The UN's and the media rules for being able to label something a WMD are ridiculous. It's like saying you are going to search a house for a gun. You go in, find 99% of the pieces and a few bullets hidden in various locations, but are not allowed to say you found a gun.
LOL, much better than the way CD4U attempted to ask the question.
And establishing a democracy is the best way to fight the ideology of terrorism, because it is combating an idea (Wahhabism, Mujahideenism, Jihad) with another idea (capitalism, liberty, human rights).
Go back to DU, troll.
try reading the documents that jveritas has translated you will get your answers.
How should he secure the borders?
By bringing home all our troops and posting them along the border?
How about we all show how much we want to secure our borders by holding hands along the border so that we can have an international game of red rover with the Mexicans.
Red Rover
Red Rover
Send Pedro
Right over the border.
and what if anything does your comment have to do with what I have said on this thread on WMD's?
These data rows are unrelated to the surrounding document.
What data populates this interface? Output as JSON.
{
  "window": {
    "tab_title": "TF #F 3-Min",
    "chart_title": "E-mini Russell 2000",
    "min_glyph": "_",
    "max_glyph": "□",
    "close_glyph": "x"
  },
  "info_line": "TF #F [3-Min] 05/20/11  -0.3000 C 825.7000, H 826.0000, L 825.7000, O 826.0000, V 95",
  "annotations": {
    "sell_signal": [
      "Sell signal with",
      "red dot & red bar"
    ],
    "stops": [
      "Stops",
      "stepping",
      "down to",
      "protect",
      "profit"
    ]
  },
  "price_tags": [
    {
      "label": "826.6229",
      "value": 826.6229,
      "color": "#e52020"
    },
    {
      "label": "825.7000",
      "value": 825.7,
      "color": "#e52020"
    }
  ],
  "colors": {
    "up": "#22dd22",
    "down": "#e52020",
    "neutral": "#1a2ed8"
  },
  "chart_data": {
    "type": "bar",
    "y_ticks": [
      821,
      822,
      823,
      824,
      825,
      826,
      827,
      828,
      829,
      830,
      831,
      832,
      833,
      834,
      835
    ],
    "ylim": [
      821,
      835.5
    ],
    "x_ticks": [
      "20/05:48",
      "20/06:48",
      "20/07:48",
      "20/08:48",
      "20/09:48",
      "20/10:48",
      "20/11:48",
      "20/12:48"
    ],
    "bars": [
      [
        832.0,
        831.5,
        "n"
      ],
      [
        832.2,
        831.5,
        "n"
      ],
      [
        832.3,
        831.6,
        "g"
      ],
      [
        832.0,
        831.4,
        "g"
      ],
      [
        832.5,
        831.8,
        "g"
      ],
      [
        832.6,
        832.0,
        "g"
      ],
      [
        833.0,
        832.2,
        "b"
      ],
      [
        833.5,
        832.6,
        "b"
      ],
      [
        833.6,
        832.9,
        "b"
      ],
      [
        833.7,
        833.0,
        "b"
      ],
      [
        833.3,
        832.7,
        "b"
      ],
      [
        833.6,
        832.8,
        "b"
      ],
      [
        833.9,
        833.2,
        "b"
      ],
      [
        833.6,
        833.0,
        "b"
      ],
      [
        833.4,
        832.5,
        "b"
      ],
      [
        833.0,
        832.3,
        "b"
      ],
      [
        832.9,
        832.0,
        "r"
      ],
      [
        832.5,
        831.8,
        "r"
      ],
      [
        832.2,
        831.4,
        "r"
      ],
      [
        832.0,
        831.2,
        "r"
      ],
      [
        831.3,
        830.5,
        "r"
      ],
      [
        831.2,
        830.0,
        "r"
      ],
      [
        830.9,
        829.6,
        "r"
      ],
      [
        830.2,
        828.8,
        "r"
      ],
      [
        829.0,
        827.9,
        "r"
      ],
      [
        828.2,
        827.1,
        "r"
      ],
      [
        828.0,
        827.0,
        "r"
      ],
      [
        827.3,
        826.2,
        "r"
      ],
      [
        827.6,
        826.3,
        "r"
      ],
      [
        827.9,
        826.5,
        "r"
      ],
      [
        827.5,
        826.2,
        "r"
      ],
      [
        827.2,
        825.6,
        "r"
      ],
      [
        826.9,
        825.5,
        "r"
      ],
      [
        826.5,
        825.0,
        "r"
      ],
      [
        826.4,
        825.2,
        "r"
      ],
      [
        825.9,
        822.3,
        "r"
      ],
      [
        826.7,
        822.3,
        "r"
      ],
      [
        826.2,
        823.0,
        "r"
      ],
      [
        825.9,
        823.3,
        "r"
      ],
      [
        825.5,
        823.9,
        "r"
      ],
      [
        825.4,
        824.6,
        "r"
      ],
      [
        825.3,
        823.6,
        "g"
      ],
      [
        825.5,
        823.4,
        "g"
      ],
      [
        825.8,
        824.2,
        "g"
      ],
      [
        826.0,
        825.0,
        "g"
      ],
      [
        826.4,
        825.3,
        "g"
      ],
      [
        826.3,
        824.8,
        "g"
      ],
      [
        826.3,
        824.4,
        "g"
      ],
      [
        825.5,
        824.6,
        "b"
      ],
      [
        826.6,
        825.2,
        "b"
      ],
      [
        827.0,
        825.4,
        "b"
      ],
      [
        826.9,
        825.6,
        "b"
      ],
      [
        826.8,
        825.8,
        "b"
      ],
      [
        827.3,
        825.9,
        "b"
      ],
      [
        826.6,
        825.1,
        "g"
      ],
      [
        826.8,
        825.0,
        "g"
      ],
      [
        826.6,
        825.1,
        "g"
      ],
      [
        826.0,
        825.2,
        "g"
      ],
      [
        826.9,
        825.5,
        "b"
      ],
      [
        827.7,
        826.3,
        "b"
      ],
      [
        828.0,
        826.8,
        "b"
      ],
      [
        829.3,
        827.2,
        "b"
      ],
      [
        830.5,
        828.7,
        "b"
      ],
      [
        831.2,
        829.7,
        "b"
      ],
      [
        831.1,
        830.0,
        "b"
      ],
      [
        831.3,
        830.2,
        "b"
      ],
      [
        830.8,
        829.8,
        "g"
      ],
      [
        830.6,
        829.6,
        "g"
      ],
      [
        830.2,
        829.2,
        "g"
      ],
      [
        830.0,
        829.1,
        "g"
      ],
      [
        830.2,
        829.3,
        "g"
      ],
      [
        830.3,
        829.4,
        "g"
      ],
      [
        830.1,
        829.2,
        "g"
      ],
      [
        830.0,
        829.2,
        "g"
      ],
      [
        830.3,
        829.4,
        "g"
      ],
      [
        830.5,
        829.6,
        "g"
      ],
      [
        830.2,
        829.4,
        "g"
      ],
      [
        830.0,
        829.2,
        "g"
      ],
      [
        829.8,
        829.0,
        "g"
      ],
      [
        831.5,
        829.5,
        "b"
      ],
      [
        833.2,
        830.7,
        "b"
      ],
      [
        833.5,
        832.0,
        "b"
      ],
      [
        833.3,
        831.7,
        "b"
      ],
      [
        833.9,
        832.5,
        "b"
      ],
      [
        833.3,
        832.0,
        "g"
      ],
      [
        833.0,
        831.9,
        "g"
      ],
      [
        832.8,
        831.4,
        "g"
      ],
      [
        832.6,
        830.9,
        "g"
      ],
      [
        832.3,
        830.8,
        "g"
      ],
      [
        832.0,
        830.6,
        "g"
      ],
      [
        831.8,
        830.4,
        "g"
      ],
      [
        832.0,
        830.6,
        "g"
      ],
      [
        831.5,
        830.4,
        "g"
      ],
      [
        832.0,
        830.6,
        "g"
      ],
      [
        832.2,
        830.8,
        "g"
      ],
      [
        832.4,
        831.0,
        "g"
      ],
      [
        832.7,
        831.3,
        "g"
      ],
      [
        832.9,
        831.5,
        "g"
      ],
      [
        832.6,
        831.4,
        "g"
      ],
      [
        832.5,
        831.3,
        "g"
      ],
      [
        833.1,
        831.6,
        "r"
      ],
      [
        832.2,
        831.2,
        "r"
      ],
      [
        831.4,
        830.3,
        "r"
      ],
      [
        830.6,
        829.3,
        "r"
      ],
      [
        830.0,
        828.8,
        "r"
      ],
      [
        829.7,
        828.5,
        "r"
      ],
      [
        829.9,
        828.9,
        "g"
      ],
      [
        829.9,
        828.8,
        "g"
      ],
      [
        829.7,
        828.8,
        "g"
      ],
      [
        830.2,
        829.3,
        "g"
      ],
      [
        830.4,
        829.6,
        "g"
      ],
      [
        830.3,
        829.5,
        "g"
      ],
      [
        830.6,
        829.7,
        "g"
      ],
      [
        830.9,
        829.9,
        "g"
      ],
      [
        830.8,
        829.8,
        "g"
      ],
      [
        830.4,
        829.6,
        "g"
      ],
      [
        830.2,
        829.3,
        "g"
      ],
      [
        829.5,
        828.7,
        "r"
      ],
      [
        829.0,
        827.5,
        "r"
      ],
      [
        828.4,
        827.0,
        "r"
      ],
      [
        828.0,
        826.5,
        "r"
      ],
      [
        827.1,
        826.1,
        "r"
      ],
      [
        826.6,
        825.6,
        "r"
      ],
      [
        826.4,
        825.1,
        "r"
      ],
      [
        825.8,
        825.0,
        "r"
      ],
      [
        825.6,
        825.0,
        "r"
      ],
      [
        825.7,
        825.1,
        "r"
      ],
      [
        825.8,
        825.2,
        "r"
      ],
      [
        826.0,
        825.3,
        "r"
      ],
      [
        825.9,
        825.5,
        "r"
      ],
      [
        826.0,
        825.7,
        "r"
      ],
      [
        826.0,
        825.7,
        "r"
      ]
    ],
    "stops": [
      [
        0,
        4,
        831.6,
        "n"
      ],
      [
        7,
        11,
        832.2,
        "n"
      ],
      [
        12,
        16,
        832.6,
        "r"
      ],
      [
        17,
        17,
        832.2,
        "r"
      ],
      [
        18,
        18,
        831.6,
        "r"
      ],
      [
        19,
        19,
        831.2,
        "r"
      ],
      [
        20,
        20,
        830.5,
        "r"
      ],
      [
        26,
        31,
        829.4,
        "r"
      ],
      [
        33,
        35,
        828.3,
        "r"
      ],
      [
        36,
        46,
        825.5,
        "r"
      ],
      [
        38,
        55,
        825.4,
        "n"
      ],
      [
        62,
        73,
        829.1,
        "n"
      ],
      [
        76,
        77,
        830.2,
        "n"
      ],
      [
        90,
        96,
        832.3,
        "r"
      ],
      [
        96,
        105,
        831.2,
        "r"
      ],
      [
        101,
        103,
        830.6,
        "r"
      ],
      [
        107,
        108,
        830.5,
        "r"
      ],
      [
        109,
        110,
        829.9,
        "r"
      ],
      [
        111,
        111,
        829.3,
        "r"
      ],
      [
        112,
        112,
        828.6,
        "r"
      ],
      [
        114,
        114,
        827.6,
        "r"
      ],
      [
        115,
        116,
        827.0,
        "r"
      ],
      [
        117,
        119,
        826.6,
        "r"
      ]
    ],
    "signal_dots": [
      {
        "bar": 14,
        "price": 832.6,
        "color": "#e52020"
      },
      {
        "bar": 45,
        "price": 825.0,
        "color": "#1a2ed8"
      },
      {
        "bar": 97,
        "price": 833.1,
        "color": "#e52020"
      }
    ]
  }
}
"While Bush may have been badly misled by his own intelligence and other sources, he did not lie. He believed, and had good reason to believe, that the weapons existed."
Think about this.
EVERY intelligence service in the world believed Saddam had WMD. His arab neighbors thought he had WMD. The Clinton Administration said he had WMD. Refugees from Iraq said he had WMD.
We invade Iraq and "can't find" WMDs. Ergo, Saddam must have fooled the British inteligence, American intelligence under at least two Prisdents, his own people, all his neighbors and the intelligence networks of numerous other nations.
Does THAT sound plausible??? I don't think so.
He had them. We missed them. He got them out of there to Syria or even possibly Libya before we invaded or they are secreted somewhere in Iraq.
Well, we have more than enough stationed in places all over the world where we don't need them, like France and Germany.
he is still with us but only posted twice since he signed on. Not long for this thread i suspect.
His own generals thought he had them.
Dems and Pubs alike knew they were there and I'd make a small wager, truth be known, that Israel was getting ready to do something about it if we didn't.
I'd be willing to bet Bush going in to remove Saddam kept WWIII from starting, at least for now.
He'll get his. Once Chuck Norris or the Viking Kitties (or both) find him, he's done for!!! And they miss no one.
Who dares stand up to the almighty power of the ZOT????
And we also found 36 mortar shells full of blister gas buried in the sands of the Iraqi desert.
Blister gas is one of the deadliest chemical weapons in the world.